The Top 50 Code Bases
Anthony Cangiano had a post I liked that did an estimation of programming language popularity by Amazon Rank of the bestselling corresponding book. OK, everybody that thinks of that as unscientific rather than fun, leave now.
Using Amazon Bestseller Rank is biased toward new, hot languages and languages popular among people just learning programming. This is fine; I appreciated that and took the post on its own terms. You can also get fancy and make up some popularity index based on number of programmers, courses, and vendors like these guys. But recently, I took a high-level look at my own skill set. Inspired by Anthony, I wanted to come up with my hard-knocks, generalist view of the actual code base out there in a fun way, what you might run into to maintain. So, dedicated to the apologetic project manager who introduces your new assignment with, “Remember the aerodynamics library Elmer did in Ada before he retired…”
Presenting: The Top 50 Code Bases, as ranked by the Google hits on the phrase “written in language“. The term language here is ridiculously broad, encompassing any programming, scripting, query, or markup language, and even meta-applications; anything you’re likely to be faced with updating something in, and thus might have to understand. (This is my rationale for including markup languages.) If you might have to fix it, I counted it.
| Rank | Language | Refs (K) | Cangiano Rank |
| 1 | C++ | 1,290 | 6 |
| 2 | Perl | 1,120 | 11 |
| 3 | Python | 748 | 9 |
| 4 | PHP | 667 | 10 |
| 5 | C | 523 | 7 |
| 6 | C#1 | 381 | 5 |
| 7 | ASP | 292 | |
| 8 | HTML | 282 | |
| 9 | Assembly | 277 | |
| 10 | Visual Basic | 225 | 8 |
| 11 | XML | 188 | |
| 12 | JavaScript | 177 | 1 |
| 13 | Flash or ActionScript2 | 162 | |
| 14 | BASIC | 160 | |
| 15 | SQL | 141 | 4 |
| 16 | Java | 137 | 2 |
| 17 | Delphi | 117 | 19 |
| 18 | FORTRAN | 112 | |
| 19 | Excel | 107 | |
| 20 | SQL Server or Microsoft SQL Server2 | 101 | |
| 21 | .NET | 97.7 | |
| 22 | Ruby | 94.4 | 3 |
| 23 | Access | 82.9 | |
| 24 | Scheme | 76 | 17 |
| 25 | Visual C++ | 70.7 | |
| 26 | MySQL | 67.3 | |
| 27 | D1 | 65.2 | |
| 28 | Tcl | 58.0 | |
| 29 | Pascal | 57.1 | |
| 30 | Oracle or PL/SQL | 55.3 | |
| 31 | COBOL | 49.2 | |
| 32 | AJAX | 47.2 | |
| 33 | LISP3 | 46.2 | 20 |
| 34 | MATLAB | 44.0 | |
| 35 | Ada | 36.5 | |
| 36 | Prolog | 34.7 | |
| 37 | VBScript | 33.9 | |
| 38 | Haskell | 33.6 | 18 |
| 39 | bash | 33.3 | |
| 40 | Smalltalk | 32.7 | 22 |
| 41 | CSS | 31.5 | |
| 42 | PostScript | 28.2 | |
| 43 | sh or Bourne shell1,2 | 22.1 | |
| 44 | Turbo PASCAL | 21.4 | |
| 45 | Common LISP | 20.2 | |
| 46 | ColdFusion or Cold Fusion | 20.1 | |
| 47 | Erlang | 19.6 | 12 |
| 48 | Objective-C | 18.9 | 13 |
| 49 | Lua | 18.4 | 16 |
| 50 | UML | 17.6 |
1These were corrected for false positives such as “written in C# minor”.
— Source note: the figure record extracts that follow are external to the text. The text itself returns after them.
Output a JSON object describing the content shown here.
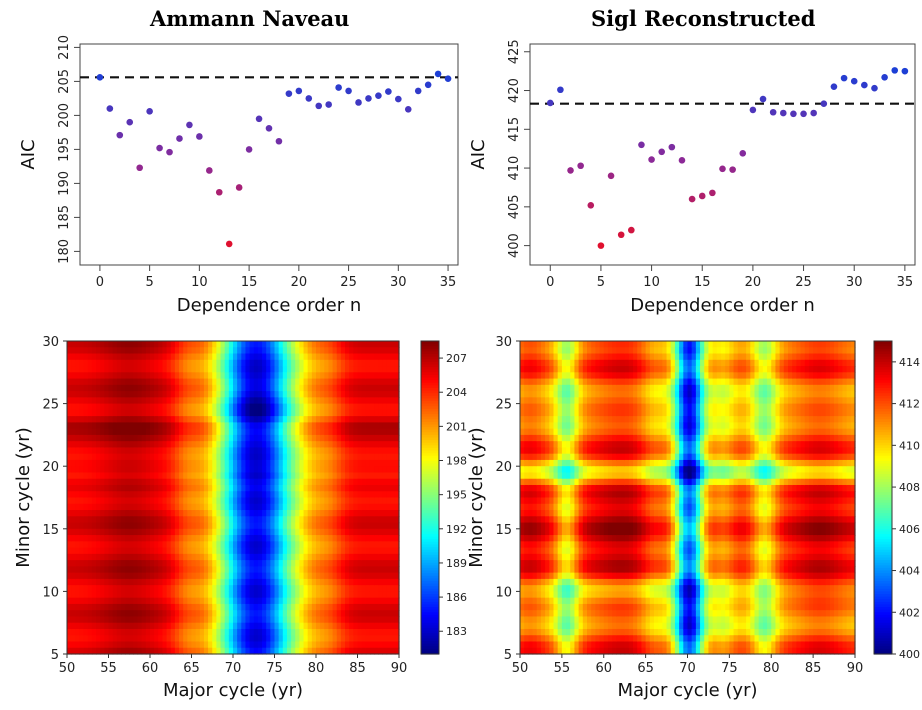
{
  "colors": {
    "low": "#e0102e",
    "mid": "#8a2a9a",
    "high": "#1c3fd6"
  },
  "chart_data": [
    {
      "id": "ammann-scatter",
      "type": "scatter",
      "title": "Ammann Naveau",
      "xlabel": "Dependence order n",
      "ylabel": "AIC",
      "xlim": [
        -2,
        36
      ],
      "ylim": [
        178,
        210.5
      ],
      "xticks": [
        0,
        5,
        10,
        15,
        20,
        25,
        30,
        35
      ],
      "yticks": [
        180,
        185,
        190,
        195,
        200,
        205,
        210
      ],
      "reference_line": 205.6,
      "color_range": [
        181,
        206
      ],
      "series": [
        {
          "x": [
            0,
            1,
            2,
            3,
            4,
            5,
            6,
            7,
            8,
            9,
            10,
            11,
            12,
            13,
            14,
            15,
            16,
            17,
            18,
            19,
            20,
            21,
            22,
            23,
            24,
            25,
            26,
            27,
            28,
            29,
            30,
            31,
            32,
            33,
            34,
            35
          ],
          "y": [
            205.6,
            201.0,
            197.1,
            199.0,
            192.3,
            200.6,
            195.2,
            194.6,
            196.6,
            198.6,
            196.9,
            191.9,
            188.7,
            181.1,
            189.4,
            195.0,
            199.5,
            198.1,
            196.2,
            203.2,
            203.6,
            202.5,
            201.4,
            201.6,
            204.1,
            203.6,
            201.9,
            202.5,
            202.9,
            203.5,
            202.4,
            200.9,
            203.6,
            204.5,
            206.1,
            205.4
          ]
        }
      ]
    },
    {
      "id": "sigl-scatter",
      "type": "scatter",
      "title": "Sigl Reconstructed",
      "xlabel": "Dependence order n",
      "ylabel": "AIC",
      "xlim": [
        -2,
        36
      ],
      "ylim": [
        397.5,
        426
      ],
      "xticks": [
        0,
        5,
        10,
        15,
        20,
        25,
        30,
        35
      ],
      "yticks": [
        400,
        405,
        410,
        415,
        420,
        425
      ],
      "reference_line": 418.3,
      "color_range": [
        400,
        422.6
      ],
      "series": [
        {
          "x": [
            0,
            1,
            2,
            3,
            4,
            5,
            6,
            7,
            8,
            9,
            10,
            11,
            12,
            13,
            14,
            15,
            16,
            17,
            18,
            19,
            20,
            21,
            22,
            23,
            24,
            25,
            26,
            27,
            28,
            29,
            30,
            31,
            32,
            33,
            34,
            35
          ],
          "y": [
            418.4,
            420.1,
            409.7,
            410.3,
            405.2,
            400.0,
            409.0,
            401.4,
            402.0,
            413.0,
            411.1,
            412.1,
            412.7,
            411.0,
            406.0,
            406.4,
            406.8,
            409.9,
            409.8,
            411.9,
            417.5,
            418.9,
            417.2,
            417.1,
            417.0,
            417.0,
            417.1,
            418.3,
            420.5,
            421.6,
            421.2,
            420.7,
            420.3,
            421.7,
            422.6,
            422.5
          ]
        }
      ]
    },
    {
      "id": "ammann-heatmap",
      "type": "heatmap",
      "xlabel": "Major cycle (yr)",
      "ylabel": "Minor cycle (yr)",
      "xlim": [
        50,
        90
      ],
      "ylim": [
        5,
        30
      ],
      "xticks": [
        50,
        55,
        60,
        65,
        70,
        75,
        80,
        85,
        90
      ],
      "yticks": [
        5,
        10,
        15,
        20,
        25,
        30
      ],
      "colorbar_ticks": [
        183,
        186,
        189,
        192,
        195,
        198,
        201,
        204,
        207
      ],
      "vmin": 181,
      "vmax": 208.5
    },
    {
      "id": "sigl-heatmap",
      "type": "heatmap",
      "xlabel": "Major cycle (yr)",
      "ylabel": "Minor cycle (yr)",
      "xlim": [
        50,
        90
      ],
      "ylim": [
        5,
        30
      ],
      "xticks": [
        50,
        55,
        60,
        65,
        70,
        75,
        80,
        85,
        90
      ],
      "yticks": [
        5,
        10,
        15,
        20,
        25,
        30
      ],
      "colorbar_ticks": [
        400,
        402,
        404,
        406,
        408,
        410,
        412,
        414
      ],
      "vmin": 400,
      "vmax": 415
    }
  ]
}
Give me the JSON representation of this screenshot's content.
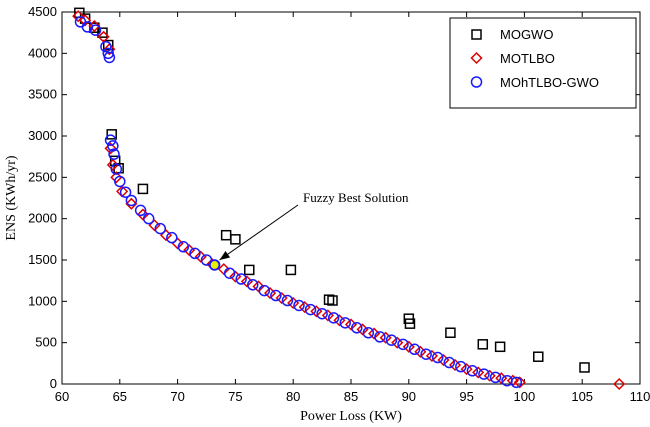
{
  "chart_data": {
    "type": "scatter",
    "xlabel": "Power Loss (KW)",
    "ylabel": "ENS (KWh/yr)",
    "xlim": [
      60,
      110
    ],
    "ylim": [
      0,
      4500
    ],
    "xticks": [
      "60",
      "65",
      "70",
      "75",
      "80",
      "85",
      "90",
      "95",
      "100",
      "105",
      "110"
    ],
    "yticks": [
      "0",
      "500",
      "1000",
      "1500",
      "2000",
      "2500",
      "3000",
      "3500",
      "4000",
      "4500"
    ],
    "grid": false,
    "legend_position": "top-right",
    "annotation": {
      "text": "Fuzzy Best Solution",
      "x": 73.2,
      "y": 1440
    },
    "highlight_point": {
      "x": 73.2,
      "y": 1440,
      "color": "#e6f000"
    },
    "series": [
      {
        "name": "MOGWO",
        "marker": "square",
        "color": "#000000",
        "points": [
          [
            61.5,
            4490
          ],
          [
            62.0,
            4420
          ],
          [
            62.8,
            4310
          ],
          [
            63.5,
            4250
          ],
          [
            64.0,
            4100
          ],
          [
            64.3,
            3020
          ],
          [
            64.6,
            2700
          ],
          [
            64.9,
            2610
          ],
          [
            67.0,
            2360
          ],
          [
            74.2,
            1800
          ],
          [
            75.0,
            1750
          ],
          [
            76.2,
            1380
          ],
          [
            79.8,
            1380
          ],
          [
            83.1,
            1020
          ],
          [
            83.4,
            1010
          ],
          [
            90.0,
            790
          ],
          [
            90.1,
            730
          ],
          [
            93.6,
            620
          ],
          [
            96.4,
            480
          ],
          [
            97.9,
            450
          ],
          [
            101.2,
            330
          ],
          [
            105.2,
            200
          ]
        ]
      },
      {
        "name": "MOTLBO",
        "marker": "diamond",
        "color": "#e00000",
        "points": [
          [
            61.4,
            4450
          ],
          [
            62.0,
            4400
          ],
          [
            62.8,
            4330
          ],
          [
            63.6,
            4200
          ],
          [
            64.1,
            4050
          ],
          [
            64.2,
            2850
          ],
          [
            64.4,
            2650
          ],
          [
            64.7,
            2500
          ],
          [
            65.2,
            2330
          ],
          [
            66.0,
            2180
          ],
          [
            67.0,
            2050
          ],
          [
            68.0,
            1920
          ],
          [
            69.0,
            1800
          ],
          [
            70.0,
            1700
          ],
          [
            71.0,
            1620
          ],
          [
            72.0,
            1540
          ],
          [
            73.0,
            1450
          ],
          [
            74.0,
            1390
          ],
          [
            75.0,
            1300
          ],
          [
            76.0,
            1240
          ],
          [
            77.0,
            1180
          ],
          [
            78.0,
            1100
          ],
          [
            79.0,
            1040
          ],
          [
            80.0,
            980
          ],
          [
            81.0,
            930
          ],
          [
            82.0,
            880
          ],
          [
            83.0,
            830
          ],
          [
            84.0,
            770
          ],
          [
            85.0,
            720
          ],
          [
            86.0,
            660
          ],
          [
            87.0,
            610
          ],
          [
            88.0,
            560
          ],
          [
            89.0,
            500
          ],
          [
            90.0,
            450
          ],
          [
            91.0,
            390
          ],
          [
            92.0,
            340
          ],
          [
            93.0,
            290
          ],
          [
            94.0,
            230
          ],
          [
            95.0,
            180
          ],
          [
            96.0,
            140
          ],
          [
            97.0,
            100
          ],
          [
            98.0,
            70
          ],
          [
            99.0,
            40
          ],
          [
            99.6,
            20
          ],
          [
            108.2,
            0
          ]
        ]
      },
      {
        "name": "MOhTLBO-GWO",
        "marker": "circle",
        "color": "#1a1aff",
        "points": [
          [
            61.6,
            4380
          ],
          [
            62.2,
            4320
          ],
          [
            62.9,
            4280
          ],
          [
            63.8,
            4080
          ],
          [
            64.0,
            4000
          ],
          [
            64.1,
            3950
          ],
          [
            64.2,
            2950
          ],
          [
            64.4,
            2880
          ],
          [
            64.5,
            2780
          ],
          [
            64.7,
            2600
          ],
          [
            65.0,
            2450
          ],
          [
            65.5,
            2320
          ],
          [
            66.0,
            2220
          ],
          [
            66.8,
            2100
          ],
          [
            67.5,
            2000
          ],
          [
            68.5,
            1880
          ],
          [
            69.5,
            1770
          ],
          [
            70.5,
            1660
          ],
          [
            71.5,
            1580
          ],
          [
            72.5,
            1500
          ],
          [
            73.2,
            1440
          ],
          [
            74.5,
            1340
          ],
          [
            75.5,
            1270
          ],
          [
            76.5,
            1200
          ],
          [
            77.5,
            1130
          ],
          [
            78.5,
            1070
          ],
          [
            79.5,
            1010
          ],
          [
            80.5,
            950
          ],
          [
            81.5,
            900
          ],
          [
            82.5,
            850
          ],
          [
            83.5,
            800
          ],
          [
            84.5,
            740
          ],
          [
            85.5,
            680
          ],
          [
            86.5,
            620
          ],
          [
            87.5,
            570
          ],
          [
            88.5,
            530
          ],
          [
            89.5,
            480
          ],
          [
            90.5,
            420
          ],
          [
            91.5,
            360
          ],
          [
            92.5,
            320
          ],
          [
            93.5,
            260
          ],
          [
            94.5,
            210
          ],
          [
            95.5,
            160
          ],
          [
            96.5,
            120
          ],
          [
            97.5,
            80
          ],
          [
            98.5,
            40
          ],
          [
            99.3,
            20
          ]
        ]
      }
    ]
  }
}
2Both search terms’ totals were added together.
3Sorry, Paul.
For comparison, I have included Anthony’s rankings, so you can see how his hot languages compare to the spectres who will haunt your nightmares in years to come. I decided that dialects of languages should be ranked separately, since you might only initially be told that a program is in LISP, and that might require you to first identify that Common LISP library calls are present; this is a harder problem than being told initially that it is in Common LISP.
I was surprised at what didn’t make the cut. If you’re wondering if I forgot:
- awk
- sed
- XHTML
- SOAP
- XSLT
- ksh, csh, and their variant names
- OpenGL
- Mathematica
- Forth
- ALGOL, PL/I and those other 60s hits
and about three dozen other also-rans, um, no.
Don’t take this all too seriously, as when I checked back a week later, there were unlikely changes in some of the totals. Google’s count estimation is very rough, apparently. These numbers were retrieved on December 14, 2007, in all but a few instances.